EAGAN, Minn. – New Vikings cornerback Jeff Gladney isn't scared off by stories of Minnesota winters.
In fact, the cold weather will be a break from the more-than-100-degree heat indexes he's used to.
Gladney, whom the Vikings drafted 31st overall out of TCU, spoke with Twin Cities media members Friday via video conference and said he's not concerned about moving to the North after his time with the Horned Frogs in Fort Worth, Texas.
"Fun fact, I like cold weather," Gladney said. "That's kind of a plus for me."
TCU Head Coach Gary Patterson also spoke with reporters Friday and emphasized Gladney's mental fortitude and commitment to the game, no matter the environment.
"He's a guy that's battle-tested, having to play 80, 90 plays [per game]," Patterson said. "One time in practice, he was one of the guys – where everybody was down – where he took the 1 reps, the 2 reps and the 3 reps just so we could get through practice. And that's in 112-115-degree heat.
"You've got a guy who understands how to do that, how to fight through all of that and how to play," he later added.
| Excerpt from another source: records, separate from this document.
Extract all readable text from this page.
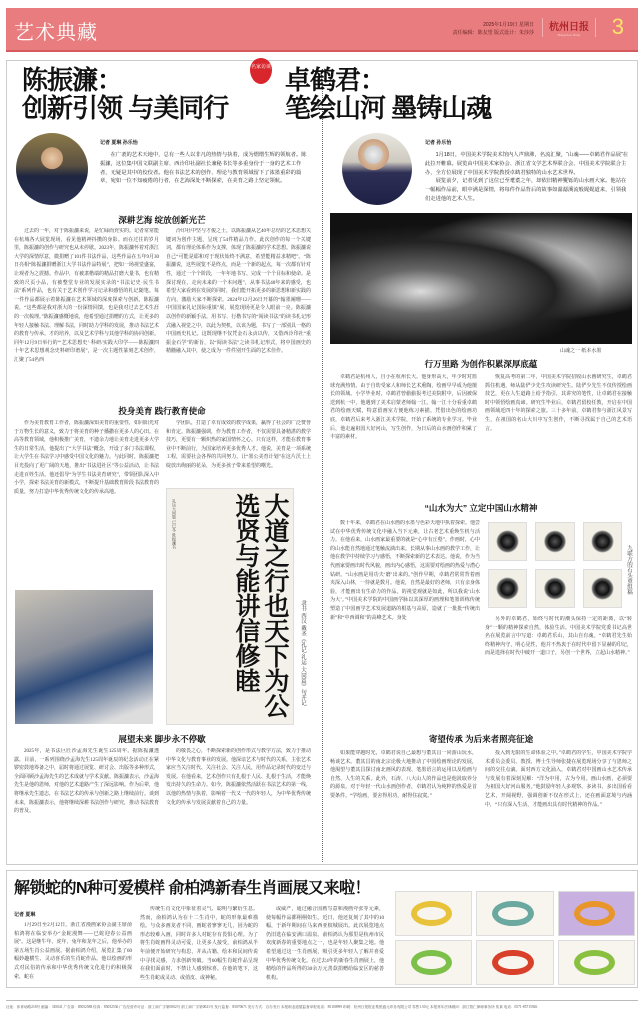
艺术典藏	2025年1月19日 星期日
责任编辑：陈友望 版式设计：朱莎莎	杭州日报
Hangzhou Daily	3
名家访谈
陈振濂：
创新引领 与美同行
记者 夏琳 孙乐怡
在广袤的艺术天地中，总有一些人以非凡的热情与执着，成为熠熠生辉的领航者。陈振濂，这位集中国文联副主席、西泠印社副社长兼秘书长等多重身份于一身的艺术工作者，无疑是其中的佼佼者。他在书法艺术的创作、理论与教育领域留下了浓墨重彩的篇章，宛如一位不知疲倦的行者，在艺海深处不断探索，在美育之路上坚定领航。
深耕艺海 绽放创新光芒

过去的一年，对于陈振濂来说，是忙碌而充实的。记者常常能在杭城各大展览现场，看见他精神抖擞的身影。而在过往的岁月里，陈振濂的创作与研究也从未停歇。2023年，陈振濂怀着对浙江大学的深情厚意，微捐赠了101件书法作品，这些作品在五年9月30日亮相“陈振濂捐赠浙江大学书法作品特展”，把如一场视觉盛宴，让观者为之震撼。作品中，有被隶楷端的精品打磨大量书，也有精致的尺页小品，有被整堂专业的发展实录的“书法记史·民生书法”系列作品，也有关于艺术创作学习记录和感悟的札记随笔。每一件作品都展示着陈振濂在艺术领域的深度探索与创新。陈振濂说，“这些都是我对浙大的一份深情回馈，也是我对过去艺术生涯的一次梳理。”陈振濂感慨地说，他希望通过捐赠的方式，让更多的年轻人接触书法、理解书法，同时助力学科的发展，推动书法艺术的教育与传承。才的培养，以及艺术学科与其他学科的协同创新。同年12月9日举行的“‘艺术思想史’·科研/实践大印学——陈振濂四十年艺术思想观念史料研印谱展”，是一次主题性篆刻艺术创作，汇聚了54名西

泠印社中坚与才俊之士，以陈振濂从艺40年总结的艺术思想关键词为创作主题，呈现了54件精品力作。此次创作的每一个关键词，都有理论体系作为支撑，体现了陈振濂的学术思想。陈振濂说自己“可能是耶和对于现状始终不满意，希望能精益求精吧”。“陈振濂说，这些展览不是终点，而是一个新的起点，每一次都有针对性，通过一个个阶段，一年年地书写、完成一个个目标和使命。是探讨现在，走向未来的一个本问题”，从事书法40年来的感受，也希望大家看到在发展的同时，我们能开拓更多的新思想和新实践的方向，激励大家不断探索。2024年12月26日开幕的“翰墨阑珊——中国国家礼记国际重镇”展，展览现场更是令人眼前一亮。陈振濂以创作的新颖手法，用书写、行楷书写的“阅读书法”的读书札记形式融入视觉之中，以此为契机，以该为题，书写了一部别具一格的中国画史札记。这既现继不仅凭金石永贞以传，又借西泠印社“重振金石学”的新旨，以“阅读书法”之读书札记形式，将中国画史的精髓融入其中，使之成为一件件别开生面的艺术佳作。

投身美育 践行教育使命

作为美育教育工作者，陈振濂深知美育的重要性，如同阳光对于万物生长的意义，致力于将美育的种子播撒在更多人的心田。在高等教育领域，他积极推广美育，不遗余力地让美育走进更多大学生的日常生活，他提出了“大学书法”概念，开设了多门书法课程，让大学生在书法学习中感受中国文化的魅力。与此同时，陈振濂把目光投向了更广阔的天地，推出“书法进社区”等公益活动，让书法走进百姓生活。他还倡导“为学生书法美育研究”，带领团队深入中小学，探索书法美育的新模式，不断提升基础教育阶段书法教育的质量，努力打造中华优秀传统文化的传承高地。

学团队，打造了卓有成效的教学成果，赢得了社会的广泛赞誉和肯定。陈振濂强调，作为教育工作者，不仅需要具备精湛的教学技巧，更要有一颗炽热的家国情怀之心。只有这样，才能在教育事业中不断前行，为国家培养更多优秀人才。他说，美育是一项系统工程，需要社会各界的共同努力，让“墨公美育计划”在这片沃土上绽放出绚丽的花朵，为更多孩子带来希望的曙光。

大道之行也天下为公选贤与能讲信修睦
礼运大同篇 已巳冬 陈振濂书
隶书 西汉 戴圣《礼记·礼运·大同篇》句并记
展望未来 脚步永不停歇

2025年，是书法巨匠沙孟海先生诞生125周年。据陈振濂透露，目前，一系列围绕沙孟海先生125周年诞辰的纪念活动正在紧锣密鼓地筹备之中，届时将通过展览、研讨会、出版等多种形式，全面回顾沙孟海先生的艺术成就与学术贡献。陈振濂表示，沙孟海先生是他的恩师，对他的艺术道路产生了深远影响。作为后辈，他将继承先生遗志，在书法艺术的传承与创新之路上继续前行。谈到未来，陈振濂表示，他将继续深耕书法创作与研究，推动书法教育的普及。

的敬畏之心，不断探索新的创作形式与教学方法，致力于推动中华文化与教育事业的发展。他深谙艺术与时代的关系，主张艺术家应当关注时代、关注社会、关注人民，用作品记录时代的变迁与发展。在他看来，艺术创作只有扎根于人民、扎根于生活，才能焕发出持久的生命力。如今，陈振濂依然活跃在书法艺术的第一线，以他的热情与执着，影响着一代又一代的年轻人，为中华优秀传统文化的传承与发展贡献着自己的力量。

卓鹤君：
笔绘山河 墨铸山魂
记者 孙乐怡
1月18日，中国美术学院美术馆内人声鼎沸，名流汇聚，“山魂——卓鹤君作品展”在此拉开帷幕。展览由中国美术家协会、浙江省文学艺术界联合会、中国美术学院联合主办，全方位展现了中国美术学院教授卓鹤君独特的山水艺术世界。
展览前夕，记者见到了这位已至耄耋之年，却依旧精神矍铄的山水画大家。他站在一幅幅作品前，眼中满是深情，将每件作品背后的故事如潺潺溪流般娓娓道来，引领我们走进他的艺术人生。
山魂之一 纸本水墨
行万里路 为创作积累深厚底蕴

卓鹤君是杭州人，自小在杭州长大。他身形高大，年少时对篮球充满热情。由于自幼受家人和师长艺术熏陶，绘画早早成为他擅长的领域。小学毕业时，卓鹤君曾偷偷报考过美院附中，后因被保送到杭一中，他遇到了美术启蒙老师翰一江。翰一江十分看重卓鹤君的绘画天赋，特意留画室方便他练习素描。凭借出色的绘画功底，卓鹤君后来考入浙江美术学院，开始了系统的专业学习。毕业后，他走遍祖国大好河山，写生创作，为日后的山水画创作积累了丰富的素材。

恢复高考的第二年，中国美术学院招收山水画研究生，卓鹤君抓住机遇，师从陆俨少先生攻读研究生。陆俨少先生不仅传授绘画技艺，更在人生道路上给予指引，其讲究的笔性，让卓鹤君在接触时中领悟绘画真谛。研究生毕业后，卓鹤君留校任教，开启在中国画领域近四十年的探索之旅。三十多年前，卓鹤君参与浙江风景写生，在祖国的名山大川中写生创作，不断寻找属于自己的艺术语言。

“山水为大” 立定中国山水精神

数十年来，卓鹤君在山水画的水墨与色彩天地中执着探索。他尝试在中华优秀传统文化中融入当下元素，让古老艺术重焕生机与活力。在他看来，山水画家最重要的就是“心中有丘壑”。作画时，心中的山水能自然地通过笔触流淌出来。长期从事山水画的教学工作，让他在教学中持续学习与感悟，不断探索新的艺术表达。他说，作为当代画家要画出时代风貌，画出内心感悟，这需要对绘画的热爱与潜心钻研。“山水画是用功夫‘磨’出来的。”创作早期，卓鹤君常常背着画夹深入山林，一待就是数月。他说，自然是最好的老师，只有亲身体验，才能画出有生命力的作品。的视觉观就是如此，所以我说‘山水为大’。”中国美术学院的中国画学脉以其深厚的画理和笔墨训练传统塑造了中国画学艺术发展道路的根基与高原，造就了一批批“传统出新”和“中西调和”的高峰艺术。身处

九联方的石头重组稿

另外的卓鹤君，始终与时代的潮头保持一定的距离，以“转身”一颗的精神探索自然，体验生活。中国美术学院党委书记高世名在展览前言中写道：卓鹤君乐山，其山自有魂。“卓鹤君先生始终精神内守，明心见性，他并不热衷于在时代中留下显赫的印记，而是选择在时代中破开一道口子，另创一个世界，立起山水精神。”

寄望传承 为后来者照亮征途

如果能穿越时光，卓鹤君说自己最想与董其昌一同游山玩水，畅谈艺术。董其昌的南北宗论极大地推动了中国绘画理论的发展，他渴望与董其昌探讨南北画风的表现、笔墨语言的运用以及绘画与自然、人生的关系。此外，石涛、八大山人的作品也是他汲取养分的源泉。对于年轻一代山水画创作者，卓鹤君认为纯粹的热爱是首要条件。“学绘画，要舍得用功，耐得住寂寞。”

投入到无限的生命体验之中。”卓鹤君的学生，中国美术学院学术委员会委员、教授、博士生导师张捷在展览现场分享了与恩师之间的交往点滴。面对西方文化涌入，卓鹤君对中国画山水艺术传承与发展有着深刻见解：“洋为中用，古为今用。画山水画，必须要为祖国大好河山服务。”他鼓励年轻人多观察、多读书、多出国看看艺术，开阔视野，强调创新不仅在形式上，还在画面意境与内涵中，“只有深入生活，才能画出具有时代精神的作品。”

解锁蛇的N种可爱模样 俞柏鸿新春生肖画展又来啦！
记者 夏琳

1月29日至2月12日，浙江省漫画家协会副主席俞柏鸿将在临安举办“金蛇漫舞——巳蛇迎春公益画展”。这是继牛年、虎年、兔年和龙年之后，他举办的第五场生肖公益画展。据俞柏鸿介绍，展览汇集了60幅妙趣横生、灵动喜乐的生肖蛇作品。他以绘画的形式对民俗的传承和中华优秀传统文化进行的积极探索，蛇在

传统生肖文化中象征着灵气、聪明与繁衍生息。然而，俞柏鸿认为在十二生肖中，蛇的形象最难描绘。与众多画龙者不同，画蛇者寥寥无几，因为蛇的形态较难入画，同时许多人对蛇存有畏惧心理。为了将生肖蛇画得灵动可爱，让更多人接受，俞柏鸿从半年前便开始研究与构思，并从古籍、绘本和民间传说中寻找灵感，力求创新突破。当60幅生肖蛇作品呈现在我们面前时，不禁让人感到惊喜。在他的笔下，这些生肖蛇或灵动、或俏皮、或神秘。

或威严，通过融合国画写意和漫画夸张等元素，使每幅作品都栩栩如生。近日，他还复刻了其中的10幅，于新年期间在马来西亚槟城展出。此次展览地点仍旧选在临安满口温泉。俞柏鸿认为那里是杭州市民欢度新春的重要地点之一，也是年轻人聚集之地。他希望通过这一生肖画展，吸引更多年轻人了解并喜爱中华优秀传统文化。在过去4年的新春生肖画展上，他精绘的作品所得的30余万元善款捐赠给临安区的慈善机构。

社址：体育场路218号 邮编：310041 广告部：85052588 传真：85052536 广告经营许可证：浙工商广字第0002号 浙工商广字第0021号 发行监督：85070671 发行方式：自办发行 本报职业道德监督举报电话：85100999 印刷：杭州日报报业集团盛元印务有限公司 零售1.50元 本报常年法律顾问：浙江智仁律师事务所 传真 电话：0571-85715926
View photos of TCU CB Jeff Gladney who was selected by the Vikings in the first round of the NFL Draft.
One aspect Gladney knows won't cool down, though, is in the area of tough coaching.
Vikings Head Coach Mike Zimmer can bring the heat, especially with his defensive backs. Patterson said he and Zimmer share similarities in philosophy and believes Gladney has proven he can take coaching and critique.
"Actually, Coach Zim' will be a mild cat compared to here. Let me just say that. Him and I are about the same," Patterson said. "Here's how many passing yards we wanted [the opponent] to get: zero. Anything over zero is not good.
"I know that's not realistic. [But] that's just kind of the way we go about it, and I think that's kind of the way that [Zimmer] goes about it," Patterson continued. "And Jeff's going to be able to handle that. He's from East Texas. He's country-tough. He can handle those types of things."
Gladney recognizes the passion and love for the game behind tough coaches' demeanor and delivery.
He called Patterson a "fiery" coach who wasn't one to sugarcoat things.
"He was definitely going to tell you what was on his mind. But at the end of the day, it was great. I like guys like that who tell you not what you want to hear, but what you need to hear," Gladney said. "I'm sure Coach Zim' will be the same way. I'm just ready to meet him and ready to learn from him."
Gladney said he's taken coaching well at each stop, whether in youth leagues, high school or at TCU.
"Some coaches were hard [on you] and some coaches weren't as hard, but they both had a message to get across, and you just needed to hear both of them because they're coaches for a reason," Gladney said.
His toughness also has shown up in the face of injuries.
He played through a meniscus injury in 2019 and even competed at the NFL Scouting Combine, clocking in at 4.48 seconds in the 40-yard dash.
Asked why he chose to still run, Gladney responded nonchalantly.
"No one really told me not to. Everybody who knew me knew I was going to participate in the combine and still do everything with my knee," he said. "I was just trying to get myself [seen] by all the teams, just let them know how much it meant to me – even though [I had] a torn meniscus, I'm tough like that. So I feel like it paid off."
Gladney will join a young Vikings cornerbacks group, where 2018 first-round pick Mike Hughes and Holton Hill, an undrafted free agent from that class, are the longest-tenured guys in the bunch. He has some familiarity with fellow Texas native Kris Boyd, a 2019 selection, and is looking forward to meeting all of his new teammates when the COVID-19 restrictions are lessened.
Patterson believes Gladney will fit in well with the Minnesota locker room and culture.
He emphasized that Gladney understands the "we" mindset and is not self-focused. For Vikings fans familiar with reserve offensive lineman Aviante Collins, Patterson compared Gladney's character to that of Collins, a fellow TCU product who has been greatly involved in the Minnesota community despite battling injuries. Collins joined Minnesota as an undrafted free agent in 2017.
"He's a guy that isn't going to cause problems because it's not going to be about him," Patterson said. "Aviante Collins … exemplifies what our guys are like. Tough, going to play wherever you need them, going to carry the water, be the water boy, do whatever it is no matter when they get drafted. If they aren't, I'm calling them on the phone because they represent all of us. Jeff, he really understands what we think coming out of here."